There is a mistaken view in the bdsm world that because the slave gives up everything, she is necessarily deprived of everything. In fact, this does not occur. I have observed many successful M/s relationships in the last 20 some years and the reality is that at every level of Maslow's hierarchy (except perhaps the top level) the slave's basic needs are met, frequently better than the slave herself can meet them on her own. Her needs for food, shelter, sleep, water, etc. are ensured by her Master's watchful dominance of these areas.

She knows herself to be secure and in a stable relationship, meeting Maslow's next level in the hierarchy of needs. (This, by the way, is where I think many incipient M/s relationships go wrong and fail to thrive. They embrace a notion of unpredictability and instability as a way of keeping the slave off-balance. This can be an erotic, short-term activity, but because it doesn't meet the basic human needs of the slave, it provides an unstable base on which to build.)

She is loved and loves with great devotion, knowing herself to belong to her Master. This meets her need for love and belongingness. She identifies with him and this creates that group that is greater than her self.

Her esteem is validated by her Master when she meets his requirements and expectations. In fact, it is frequently easier to enjoy good self-esteem as a slave than as a non-slave since the person who provides the validation that encourages this self-esteem also provides a great deal of feedback on how the slave must change her behavior in order to enjoy the esteem and recognition of her Master.

This leaves only the final level of Maslow's hierarchy: self-actualization. But how can we ever see a slave as self- actualized? She is the opposite of self-actualized, isn't she? But the dilemma is that when you look at the description of self-actualization, it seems to be describing the slave.

According to Maslow, self-actualization resolves many dichotomies: "opposites are seen to be unities and the whole dichotomous way of thinking is recognized to be immature. For self-actualizing people, there is a strong tendency for selfishness and unselfishness to fuse into a higher subordinate unity. Work tends to be the same as play; vocation and avocation become the same thing. When duty is pleasant and pleasure is fulfillment of duty, then they lose their separateness and oppositeness. The highest maturity is discovered to include a childlike quality. The inner-outer split between self and all else, gets fuzzy and much less sharp and they are seen to be permeable to each other at the highest level of personality development. In these people, the conative, the cognitive, the affective, and the motor are less separated from each other and more synergic, that is, working collaboratively without conflict to the same ends. The conclusions of rational, careful thinking are apt to come to the same conclusions as those of the blind appetites."

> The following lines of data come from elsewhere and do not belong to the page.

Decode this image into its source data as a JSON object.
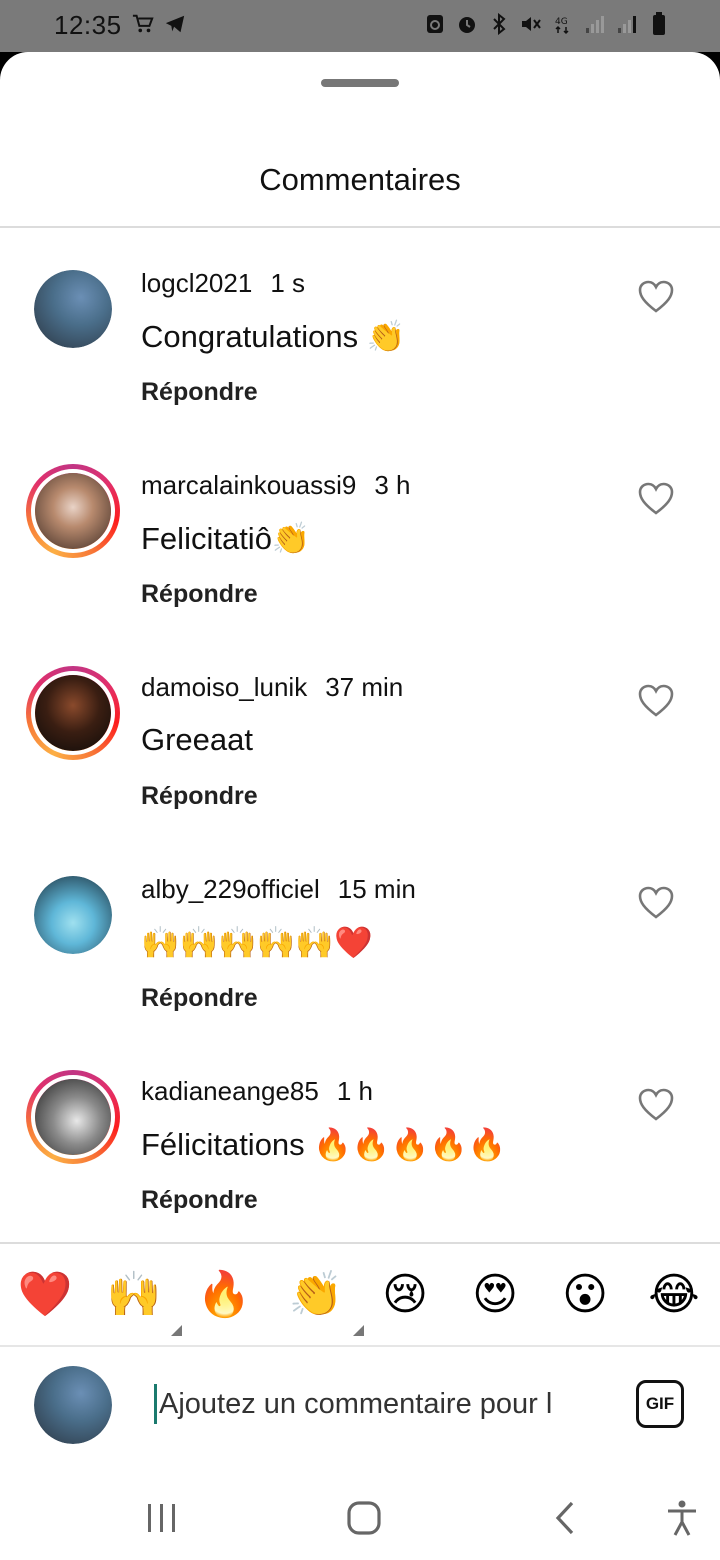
{
  "status_bar": {
    "time": "12:35",
    "left_icons": [
      "cart-icon",
      "telegram-icon"
    ],
    "right_icons": [
      "recycle-icon",
      "alarm-icon",
      "bluetooth-icon",
      "mute-icon",
      "network-4g-icon",
      "signal-icon",
      "signal-icon",
      "battery-icon"
    ]
  },
  "sheet": {
    "title": "Commentaires"
  },
  "comments": [
    {
      "username": "logcl2021",
      "time": "1 s",
      "text": "Congratulations 👏",
      "reply": "Répondre",
      "story_ring": false,
      "avatar_colors": [
        "#6b8fb5",
        "#2a3440"
      ]
    },
    {
      "username": "marcalainkouassi9",
      "time": "3 h",
      "text": "Felicitatiô👏",
      "reply": "Répondre",
      "story_ring": true,
      "avatar_colors": [
        "#e9d3c7",
        "#3b2a23"
      ]
    },
    {
      "username": "damoiso_lunik",
      "time": "37 min",
      "text": "Greeaat",
      "reply": "Répondre",
      "story_ring": true,
      "avatar_colors": [
        "#3a1e12",
        "#0d0a08"
      ]
    },
    {
      "username": "alby_229officiel",
      "time": "15 min",
      "text": "🙌🙌🙌🙌🙌❤️",
      "reply": "Répondre",
      "story_ring": false,
      "avatar_colors": [
        "#5fb7d8",
        "#1a2d3a"
      ]
    },
    {
      "username": "kadianeange85",
      "time": "1 h",
      "text": "Félicitations 🔥🔥🔥🔥🔥",
      "reply": "Répondre",
      "story_ring": true,
      "avatar_colors": [
        "#8a8a8a",
        "#1e1e1e"
      ]
    }
  ],
  "reactions": [
    {
      "emoji": "❤️",
      "name": "heart",
      "has_variants": false
    },
    {
      "emoji": "🙌",
      "name": "raising-hands",
      "has_variants": true
    },
    {
      "emoji": "🔥",
      "name": "fire",
      "has_variants": false
    },
    {
      "emoji": "👏",
      "name": "clapping-hands",
      "has_variants": true
    },
    {
      "emoji": "😢",
      "name": "crying-face",
      "has_variants": false
    },
    {
      "emoji": "😍",
      "name": "heart-eyes",
      "has_variants": false
    },
    {
      "emoji": "😮",
      "name": "open-mouth",
      "has_variants": false
    },
    {
      "emoji": "😂",
      "name": "tears-of-joy",
      "has_variants": false
    }
  ],
  "input": {
    "placeholder": "Ajoutez un commentaire pour l",
    "gif_label": "GIF"
  },
  "nav": {
    "buttons": [
      "recent-apps-icon",
      "home-icon",
      "back-icon",
      "accessibility-icon"
    ]
  },
  "colors": {
    "status_bar_bg": "#7a7a7a",
    "text": "#111111",
    "divider": "#dcdcdc",
    "cursor": "#1b7a6e"
  }
}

Reading this, it seemed clear to me that what I was seeing described was what occurs in a long-term slave. However, it cannot be said that the slave is "self" actualized. She is actualized by her Master. So can we look at the process of creating this slave as one that can be better done by paying close attention to Maslow's hierarchy? I think so. An understanding that the slave gives up all that is within Maslow's hierarchy as a voluntary act of submission and that she receives it all back on the Master's terms is an excellent way to look at the problem of creating internally enslaved people.